Um conto de Diego Franco Gonçales
Diego Franco Gonçales, nascido e criado no ABC paulista, hoje mora em Caraguatatuba/SP. Pesquisa e ensina Comunicação em universidades; traduz, prepara originais e revisa para o mercado editorial; e é instrutor de krav-maga, arte marcial israelense para defesa pessoal. Publicou o volume bilíngue Dois contos de Kate Chopin (Edição do autor, 2019) e teve contos selecionados para revistas literárias (Ruído Manifesto; RelevO; Kurumat’á).

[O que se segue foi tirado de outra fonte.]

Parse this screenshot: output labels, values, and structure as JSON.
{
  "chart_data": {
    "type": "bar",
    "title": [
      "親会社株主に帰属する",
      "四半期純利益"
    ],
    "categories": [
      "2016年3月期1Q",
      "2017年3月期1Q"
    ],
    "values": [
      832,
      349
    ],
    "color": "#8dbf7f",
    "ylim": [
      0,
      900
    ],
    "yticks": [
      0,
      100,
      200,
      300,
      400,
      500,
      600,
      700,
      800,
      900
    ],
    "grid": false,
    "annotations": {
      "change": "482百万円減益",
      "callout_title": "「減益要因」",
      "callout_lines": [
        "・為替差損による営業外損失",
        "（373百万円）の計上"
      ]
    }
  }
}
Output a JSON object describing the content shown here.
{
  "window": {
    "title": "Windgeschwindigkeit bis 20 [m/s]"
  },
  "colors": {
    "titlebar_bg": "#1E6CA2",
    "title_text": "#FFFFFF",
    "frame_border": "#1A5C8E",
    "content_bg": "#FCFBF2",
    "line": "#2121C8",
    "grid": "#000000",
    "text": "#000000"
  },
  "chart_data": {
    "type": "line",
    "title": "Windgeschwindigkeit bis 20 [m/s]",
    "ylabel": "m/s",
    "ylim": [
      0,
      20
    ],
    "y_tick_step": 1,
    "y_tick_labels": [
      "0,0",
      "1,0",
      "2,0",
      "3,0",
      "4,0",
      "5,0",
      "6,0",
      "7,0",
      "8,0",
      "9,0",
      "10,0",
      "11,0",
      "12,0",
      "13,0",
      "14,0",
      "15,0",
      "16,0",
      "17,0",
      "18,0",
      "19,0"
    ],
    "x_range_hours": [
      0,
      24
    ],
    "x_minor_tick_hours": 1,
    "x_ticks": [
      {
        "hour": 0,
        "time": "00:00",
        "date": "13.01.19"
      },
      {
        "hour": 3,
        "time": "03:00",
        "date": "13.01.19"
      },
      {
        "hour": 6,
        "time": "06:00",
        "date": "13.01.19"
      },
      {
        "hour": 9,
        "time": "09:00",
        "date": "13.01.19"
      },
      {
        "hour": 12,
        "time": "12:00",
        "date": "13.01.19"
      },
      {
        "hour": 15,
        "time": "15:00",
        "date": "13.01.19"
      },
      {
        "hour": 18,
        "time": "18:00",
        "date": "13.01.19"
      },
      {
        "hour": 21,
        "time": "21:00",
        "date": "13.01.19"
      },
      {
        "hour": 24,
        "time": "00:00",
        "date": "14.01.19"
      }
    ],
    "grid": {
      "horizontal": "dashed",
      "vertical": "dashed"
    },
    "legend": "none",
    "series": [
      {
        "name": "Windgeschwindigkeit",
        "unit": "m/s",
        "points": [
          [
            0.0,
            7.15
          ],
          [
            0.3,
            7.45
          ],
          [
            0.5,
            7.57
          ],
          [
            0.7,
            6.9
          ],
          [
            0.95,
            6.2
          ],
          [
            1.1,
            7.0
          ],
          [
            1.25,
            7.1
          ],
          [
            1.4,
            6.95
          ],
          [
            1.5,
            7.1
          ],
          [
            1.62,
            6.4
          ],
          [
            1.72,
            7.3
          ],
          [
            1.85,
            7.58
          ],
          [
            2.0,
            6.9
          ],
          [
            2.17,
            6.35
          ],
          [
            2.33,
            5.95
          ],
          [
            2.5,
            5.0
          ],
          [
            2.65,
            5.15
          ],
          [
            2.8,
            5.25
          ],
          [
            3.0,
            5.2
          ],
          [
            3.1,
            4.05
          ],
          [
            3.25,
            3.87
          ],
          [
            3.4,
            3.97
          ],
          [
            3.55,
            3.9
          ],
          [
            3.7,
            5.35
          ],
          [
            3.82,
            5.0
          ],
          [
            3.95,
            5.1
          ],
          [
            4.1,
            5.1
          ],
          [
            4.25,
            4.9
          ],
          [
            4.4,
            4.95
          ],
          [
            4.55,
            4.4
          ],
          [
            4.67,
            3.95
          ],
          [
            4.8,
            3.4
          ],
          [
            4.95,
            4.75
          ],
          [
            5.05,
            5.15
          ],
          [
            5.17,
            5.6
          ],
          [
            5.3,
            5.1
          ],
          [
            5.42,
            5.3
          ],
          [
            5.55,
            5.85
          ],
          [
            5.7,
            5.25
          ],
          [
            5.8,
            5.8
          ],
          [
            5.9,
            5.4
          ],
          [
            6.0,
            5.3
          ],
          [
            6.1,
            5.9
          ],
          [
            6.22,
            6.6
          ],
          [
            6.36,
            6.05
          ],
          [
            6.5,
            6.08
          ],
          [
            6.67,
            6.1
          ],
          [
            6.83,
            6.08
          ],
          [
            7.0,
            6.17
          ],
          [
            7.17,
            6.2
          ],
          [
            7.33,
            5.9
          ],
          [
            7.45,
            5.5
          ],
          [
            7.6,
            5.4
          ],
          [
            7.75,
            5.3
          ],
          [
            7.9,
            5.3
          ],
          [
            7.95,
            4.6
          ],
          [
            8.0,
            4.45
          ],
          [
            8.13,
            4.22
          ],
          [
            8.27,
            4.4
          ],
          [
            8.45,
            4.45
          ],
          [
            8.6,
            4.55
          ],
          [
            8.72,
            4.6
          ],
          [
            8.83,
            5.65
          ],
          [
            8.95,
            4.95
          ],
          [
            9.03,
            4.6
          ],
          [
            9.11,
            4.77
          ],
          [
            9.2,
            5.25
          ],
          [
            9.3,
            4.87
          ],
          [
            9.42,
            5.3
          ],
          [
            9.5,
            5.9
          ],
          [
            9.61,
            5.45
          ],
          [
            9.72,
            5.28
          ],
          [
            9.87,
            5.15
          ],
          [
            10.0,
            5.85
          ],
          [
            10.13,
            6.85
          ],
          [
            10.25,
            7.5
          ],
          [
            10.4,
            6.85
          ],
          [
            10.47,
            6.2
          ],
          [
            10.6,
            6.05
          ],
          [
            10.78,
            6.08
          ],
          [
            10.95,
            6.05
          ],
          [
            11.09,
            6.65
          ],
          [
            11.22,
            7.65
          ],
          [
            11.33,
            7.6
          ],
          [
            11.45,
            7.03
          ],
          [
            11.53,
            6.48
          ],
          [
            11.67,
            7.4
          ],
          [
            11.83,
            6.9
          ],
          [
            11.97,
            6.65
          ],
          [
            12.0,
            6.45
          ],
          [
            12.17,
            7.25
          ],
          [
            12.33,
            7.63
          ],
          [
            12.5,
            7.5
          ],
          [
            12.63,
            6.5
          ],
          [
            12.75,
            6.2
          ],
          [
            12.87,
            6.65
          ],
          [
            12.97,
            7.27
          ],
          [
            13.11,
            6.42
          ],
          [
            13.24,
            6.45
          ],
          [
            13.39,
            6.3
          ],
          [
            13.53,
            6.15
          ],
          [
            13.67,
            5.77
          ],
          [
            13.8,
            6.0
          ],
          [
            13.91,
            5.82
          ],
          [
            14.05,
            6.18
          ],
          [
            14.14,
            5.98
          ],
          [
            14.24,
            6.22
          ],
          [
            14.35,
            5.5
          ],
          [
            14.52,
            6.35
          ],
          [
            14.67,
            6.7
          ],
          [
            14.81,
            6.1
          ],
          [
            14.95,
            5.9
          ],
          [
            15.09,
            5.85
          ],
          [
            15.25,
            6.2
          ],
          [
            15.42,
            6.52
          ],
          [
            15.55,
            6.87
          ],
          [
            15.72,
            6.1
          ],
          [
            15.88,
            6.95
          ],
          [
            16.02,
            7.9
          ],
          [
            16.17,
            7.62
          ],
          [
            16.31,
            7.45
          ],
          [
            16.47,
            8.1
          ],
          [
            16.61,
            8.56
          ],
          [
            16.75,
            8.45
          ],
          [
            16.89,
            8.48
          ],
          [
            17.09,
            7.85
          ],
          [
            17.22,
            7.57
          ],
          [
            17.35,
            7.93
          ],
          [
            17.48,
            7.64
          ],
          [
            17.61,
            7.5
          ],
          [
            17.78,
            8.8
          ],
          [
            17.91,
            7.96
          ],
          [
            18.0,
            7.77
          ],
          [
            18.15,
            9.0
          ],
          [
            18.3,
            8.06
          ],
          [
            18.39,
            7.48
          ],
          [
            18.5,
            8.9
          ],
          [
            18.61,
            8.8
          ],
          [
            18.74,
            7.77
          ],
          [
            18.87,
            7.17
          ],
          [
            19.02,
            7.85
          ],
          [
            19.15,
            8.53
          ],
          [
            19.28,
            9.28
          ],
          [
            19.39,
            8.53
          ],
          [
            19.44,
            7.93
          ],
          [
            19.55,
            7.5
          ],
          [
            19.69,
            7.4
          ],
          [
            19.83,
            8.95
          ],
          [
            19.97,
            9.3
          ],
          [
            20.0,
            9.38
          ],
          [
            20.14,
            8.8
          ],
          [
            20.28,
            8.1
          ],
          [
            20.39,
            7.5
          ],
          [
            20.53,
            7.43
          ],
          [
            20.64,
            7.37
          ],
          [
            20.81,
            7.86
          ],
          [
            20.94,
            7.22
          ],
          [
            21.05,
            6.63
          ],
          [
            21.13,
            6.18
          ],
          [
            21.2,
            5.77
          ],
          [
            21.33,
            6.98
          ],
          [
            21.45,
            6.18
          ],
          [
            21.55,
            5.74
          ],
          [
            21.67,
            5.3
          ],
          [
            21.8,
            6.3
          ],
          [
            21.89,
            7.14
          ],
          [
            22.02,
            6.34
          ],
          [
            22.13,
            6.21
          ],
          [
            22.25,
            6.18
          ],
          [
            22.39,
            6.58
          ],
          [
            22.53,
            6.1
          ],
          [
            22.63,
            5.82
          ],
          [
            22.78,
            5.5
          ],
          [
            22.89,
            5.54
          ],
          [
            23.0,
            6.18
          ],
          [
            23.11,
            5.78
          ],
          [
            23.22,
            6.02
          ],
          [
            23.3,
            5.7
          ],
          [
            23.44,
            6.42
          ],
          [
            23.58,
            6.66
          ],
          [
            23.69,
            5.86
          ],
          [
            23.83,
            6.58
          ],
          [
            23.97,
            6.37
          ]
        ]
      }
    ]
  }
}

Contato: medium.com/@diegofgoncales
***
Máquina fria
Um velho. Por que não arrega?
E não é como se Treze não tivesse acertado direito: foi tudo na cabeça como deve ser, o som tátil e familiar de osso amassado confirmando o encaixe de um soco, de um tapa, de uma paulada. Treze pode ser tudo, menos ruim de briga. Mas o velho, que sabe apanhar, também sabe bater, e devolve uns bons murros.
— Cai, demônio… — Treze almejava um brado, mas aquilo soa como um pedido servil. Dois ou três por ali, vendo a briga e se aquecendo na fogueira, entendem ser hora de intervir e os separar.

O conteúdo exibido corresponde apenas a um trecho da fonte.